Thursday, August 7, 2014

So Much More Than Skittles and Carrots

So Much More Than Skittles and Carrots

"Would you like a carrot lady?" asked my three year old granddaughter as she tried to squeeze her head through the fence. She was talking to my neighbor behind me, old Mrs. Sharp.
We called her old Mrs. Sharp ever since we moved into our house 24 yrs. ago. She lived alone in the small white bungalow. Her two boys were grown-up and had moved to another part of the country and her husband was in a care home. She puttered around in her small garden at that time growing leeks and carrots to probably, ....give her something to past the time.
My own children would accept carrots from her when they were my granddaughters age. She would sell them baby carrots for two Skittles a piece. This was a price my kids had placed on the root vegetable all those years ago. A price that had never gone up, on either party's side.
She would reach through the six foot tall privacy fence that had alternating planks. One on her side and one on mine, all tightly spaced together. You had to stand on an angle to the fence to reach through the alternating boards. She would in a broken barley audible voice ask them if they wanted to trade candy for carrots today. And if the child had no candy? She would always say 'You can pay me later', but with little interest in ever collecting her pay.
She never ate the candy, but pretended to. Her bony arthritic hand reaching to her mouth faking her intentions to enjoy her pay. She would then palm the candies into her right sweater pocket telling the child how good they tasted.
In a fair turn though, the kids hardly ever ate the carrots. They'd munch off the pointy end a bite or two then place it in a pocket or leave it in the grass.
The sound of a hoe hitting a stone or her humming an old church hymn was the only way we knew she was out there. I think most times she was just there to hear the children play. If they were out playing she was out gardening. She was kind of like an elderly guardian angel it seemed. Just listening and peeping, enjoying their laughter, and games, and mostly unseen.
She knew their names and ages but couldn't keep straight the birthdays. She would never remember the month or day and would tease the kids when they would correct her. 'Oh you've already had your birthday you're just trying to trick your parents into another one!' she'd say.
As the years past the kids stopped coming to the fence. Play in the backyard was replaced by video games, shopping malls and the opposite sex.
Old Mrs. Sharp was still there though. As if waiting on them to come out and play.
Through the year I'd stop the lawn mower and keep her current to the kids life. She took interest and would ask questions on how they were doing.
She could not believe how old they had gotten and how so quickly it happened.

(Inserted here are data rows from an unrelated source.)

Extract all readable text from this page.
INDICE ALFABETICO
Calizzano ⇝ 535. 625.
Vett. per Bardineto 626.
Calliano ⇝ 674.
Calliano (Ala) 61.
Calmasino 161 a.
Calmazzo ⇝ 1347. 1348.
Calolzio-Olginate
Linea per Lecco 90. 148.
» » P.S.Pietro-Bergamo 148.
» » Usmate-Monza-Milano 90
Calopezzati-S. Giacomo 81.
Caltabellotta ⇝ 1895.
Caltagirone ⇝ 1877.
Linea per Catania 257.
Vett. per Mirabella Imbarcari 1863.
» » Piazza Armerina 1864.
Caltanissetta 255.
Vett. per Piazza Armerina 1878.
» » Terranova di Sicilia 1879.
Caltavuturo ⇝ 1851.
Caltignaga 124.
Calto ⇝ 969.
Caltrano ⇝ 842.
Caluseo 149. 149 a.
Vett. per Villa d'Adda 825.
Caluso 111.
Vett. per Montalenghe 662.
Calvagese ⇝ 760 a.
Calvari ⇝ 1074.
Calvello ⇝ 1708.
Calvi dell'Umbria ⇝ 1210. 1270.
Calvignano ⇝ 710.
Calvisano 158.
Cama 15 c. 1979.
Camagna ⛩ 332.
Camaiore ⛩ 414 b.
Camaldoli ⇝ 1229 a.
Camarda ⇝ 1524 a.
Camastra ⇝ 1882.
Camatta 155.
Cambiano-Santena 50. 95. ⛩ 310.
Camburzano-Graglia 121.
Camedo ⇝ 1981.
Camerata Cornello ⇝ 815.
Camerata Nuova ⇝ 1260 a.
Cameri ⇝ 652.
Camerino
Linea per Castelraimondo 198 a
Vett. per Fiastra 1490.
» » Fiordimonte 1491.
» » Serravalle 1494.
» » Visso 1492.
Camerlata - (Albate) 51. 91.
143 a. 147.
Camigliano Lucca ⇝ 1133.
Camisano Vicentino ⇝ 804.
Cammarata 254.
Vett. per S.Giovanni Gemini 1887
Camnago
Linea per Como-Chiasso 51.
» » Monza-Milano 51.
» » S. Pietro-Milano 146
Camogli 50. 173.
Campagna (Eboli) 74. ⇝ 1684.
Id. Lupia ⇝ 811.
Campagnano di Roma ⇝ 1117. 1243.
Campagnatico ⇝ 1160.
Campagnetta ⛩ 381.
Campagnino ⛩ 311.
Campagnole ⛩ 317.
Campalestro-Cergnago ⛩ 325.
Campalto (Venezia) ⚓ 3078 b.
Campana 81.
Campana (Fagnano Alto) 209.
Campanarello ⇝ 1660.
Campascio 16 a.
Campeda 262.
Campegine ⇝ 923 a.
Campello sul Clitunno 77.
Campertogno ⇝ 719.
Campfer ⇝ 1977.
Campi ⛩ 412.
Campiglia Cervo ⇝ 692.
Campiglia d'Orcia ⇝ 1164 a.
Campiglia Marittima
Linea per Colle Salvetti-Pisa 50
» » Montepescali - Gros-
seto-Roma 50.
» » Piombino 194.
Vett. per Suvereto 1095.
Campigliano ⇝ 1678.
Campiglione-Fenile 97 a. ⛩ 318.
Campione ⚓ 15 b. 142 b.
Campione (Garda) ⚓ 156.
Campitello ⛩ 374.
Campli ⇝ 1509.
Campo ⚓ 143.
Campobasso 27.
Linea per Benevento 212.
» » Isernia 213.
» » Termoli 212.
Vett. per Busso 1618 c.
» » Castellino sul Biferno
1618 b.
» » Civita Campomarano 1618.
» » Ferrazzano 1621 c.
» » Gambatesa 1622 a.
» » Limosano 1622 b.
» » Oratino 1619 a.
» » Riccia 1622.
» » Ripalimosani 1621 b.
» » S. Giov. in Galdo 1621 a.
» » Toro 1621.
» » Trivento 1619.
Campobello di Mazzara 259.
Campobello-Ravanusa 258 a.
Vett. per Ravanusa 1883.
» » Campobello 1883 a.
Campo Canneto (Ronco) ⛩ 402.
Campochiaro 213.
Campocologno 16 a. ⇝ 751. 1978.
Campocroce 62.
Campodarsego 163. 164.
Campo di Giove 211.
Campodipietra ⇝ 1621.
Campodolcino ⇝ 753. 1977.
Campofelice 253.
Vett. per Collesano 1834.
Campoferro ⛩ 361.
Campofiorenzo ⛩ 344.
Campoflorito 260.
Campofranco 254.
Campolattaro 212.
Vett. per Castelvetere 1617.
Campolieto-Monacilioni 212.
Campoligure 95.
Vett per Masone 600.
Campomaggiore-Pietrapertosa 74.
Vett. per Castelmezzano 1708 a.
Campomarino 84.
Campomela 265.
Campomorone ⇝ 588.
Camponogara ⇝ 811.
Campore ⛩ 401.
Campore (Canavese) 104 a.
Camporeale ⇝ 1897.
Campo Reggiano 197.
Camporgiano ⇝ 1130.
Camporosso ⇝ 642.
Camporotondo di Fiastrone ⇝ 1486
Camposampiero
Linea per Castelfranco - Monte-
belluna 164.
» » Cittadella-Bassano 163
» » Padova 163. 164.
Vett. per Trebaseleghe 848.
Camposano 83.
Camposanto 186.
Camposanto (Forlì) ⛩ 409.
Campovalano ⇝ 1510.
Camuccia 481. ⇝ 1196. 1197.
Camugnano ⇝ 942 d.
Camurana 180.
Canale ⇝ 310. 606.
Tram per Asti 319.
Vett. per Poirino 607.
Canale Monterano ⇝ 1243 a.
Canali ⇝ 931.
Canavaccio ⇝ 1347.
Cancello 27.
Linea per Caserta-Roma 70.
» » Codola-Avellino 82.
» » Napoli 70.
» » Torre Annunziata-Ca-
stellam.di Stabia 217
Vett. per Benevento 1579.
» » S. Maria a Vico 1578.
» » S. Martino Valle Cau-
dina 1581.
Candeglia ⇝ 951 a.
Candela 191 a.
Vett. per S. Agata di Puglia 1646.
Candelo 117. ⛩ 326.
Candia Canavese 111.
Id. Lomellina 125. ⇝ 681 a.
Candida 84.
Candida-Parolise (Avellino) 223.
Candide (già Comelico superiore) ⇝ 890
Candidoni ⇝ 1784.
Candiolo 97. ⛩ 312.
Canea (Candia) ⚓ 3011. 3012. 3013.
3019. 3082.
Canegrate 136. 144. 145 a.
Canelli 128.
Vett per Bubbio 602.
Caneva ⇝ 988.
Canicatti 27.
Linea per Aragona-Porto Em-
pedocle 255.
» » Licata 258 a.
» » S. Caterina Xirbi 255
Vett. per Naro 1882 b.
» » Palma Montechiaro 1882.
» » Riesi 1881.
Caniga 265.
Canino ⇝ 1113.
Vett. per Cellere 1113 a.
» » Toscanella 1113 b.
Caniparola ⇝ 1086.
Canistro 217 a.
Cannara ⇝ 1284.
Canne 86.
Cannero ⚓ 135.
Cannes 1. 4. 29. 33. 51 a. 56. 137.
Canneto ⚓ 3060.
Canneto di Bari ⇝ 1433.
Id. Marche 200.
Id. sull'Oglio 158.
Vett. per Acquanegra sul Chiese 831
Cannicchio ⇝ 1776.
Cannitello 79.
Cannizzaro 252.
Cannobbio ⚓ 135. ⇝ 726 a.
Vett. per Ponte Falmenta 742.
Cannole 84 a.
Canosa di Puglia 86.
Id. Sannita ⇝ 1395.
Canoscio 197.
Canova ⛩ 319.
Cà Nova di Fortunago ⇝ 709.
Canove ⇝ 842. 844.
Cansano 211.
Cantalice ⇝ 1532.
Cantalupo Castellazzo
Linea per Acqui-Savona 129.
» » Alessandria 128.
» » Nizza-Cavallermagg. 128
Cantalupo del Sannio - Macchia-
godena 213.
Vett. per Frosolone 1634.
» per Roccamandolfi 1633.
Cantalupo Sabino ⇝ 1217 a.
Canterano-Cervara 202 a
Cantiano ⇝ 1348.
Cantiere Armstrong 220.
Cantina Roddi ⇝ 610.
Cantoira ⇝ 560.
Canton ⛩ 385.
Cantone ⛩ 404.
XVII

But that's pretty much how life happens.
So it was with great pride that I had my three year old granddaughter stand at the fence and ask if she, old Mrs. Sharp would like some carrots, which I had grown in my garden. She had long stopped gardening and was sitting in the shade at the back of her house. She took forever to get up and make it to the fence. No words were spoken as her elderly tired hands reached for the carrots. In exchange she handed my granddaughter a peppermint which she recognized from her own grandmother as tasting like medicine. She took the candy but placed it in her jacket.
It was later that year she past on from natural causes the paper had said. She had outlived a husband, one son and a grandchild.
I never knew. She never said a thing in all those years. I had figured the husband would of past but she made it clear the husband in the care home was out of bounds years before.
It's amazing what a fence will let out and keep in. It has the power to keep in sorrows that have no bounds which can't be boxed. Pain and loneliness are contained just behind a six foot fence, mirrored by four long rows of carrots. A fence raised to protect youth at play and at the same time punish the elderly from knowing.
A fence, a limited vertical and linear barrier that stops worlds from crossing into one another. Lives lived in close proximity that at times touch but yet remain so far apart.
A fence that can't contain the sounds of laughter and play of little children. A fence unable to stop the joy of an elderly lady watching the excitement of youth. A fence that limits the touch of the tired arthritic bony fingers from eager, always reaching fingers of the young.
Digging, planting, watering and weeding followed by an early harvest to offer up a baby vegetable for which in return she received an unwanted candy.
She told me little of her life in all those years, and I learned not to ask. She preferred to remain with her own secrets and sorrows behind that fence.
I think she was reaching out for so much more, but, she used the fence as, or it became her locked wall. A wall that was unlocked with only a baby carrot as the key.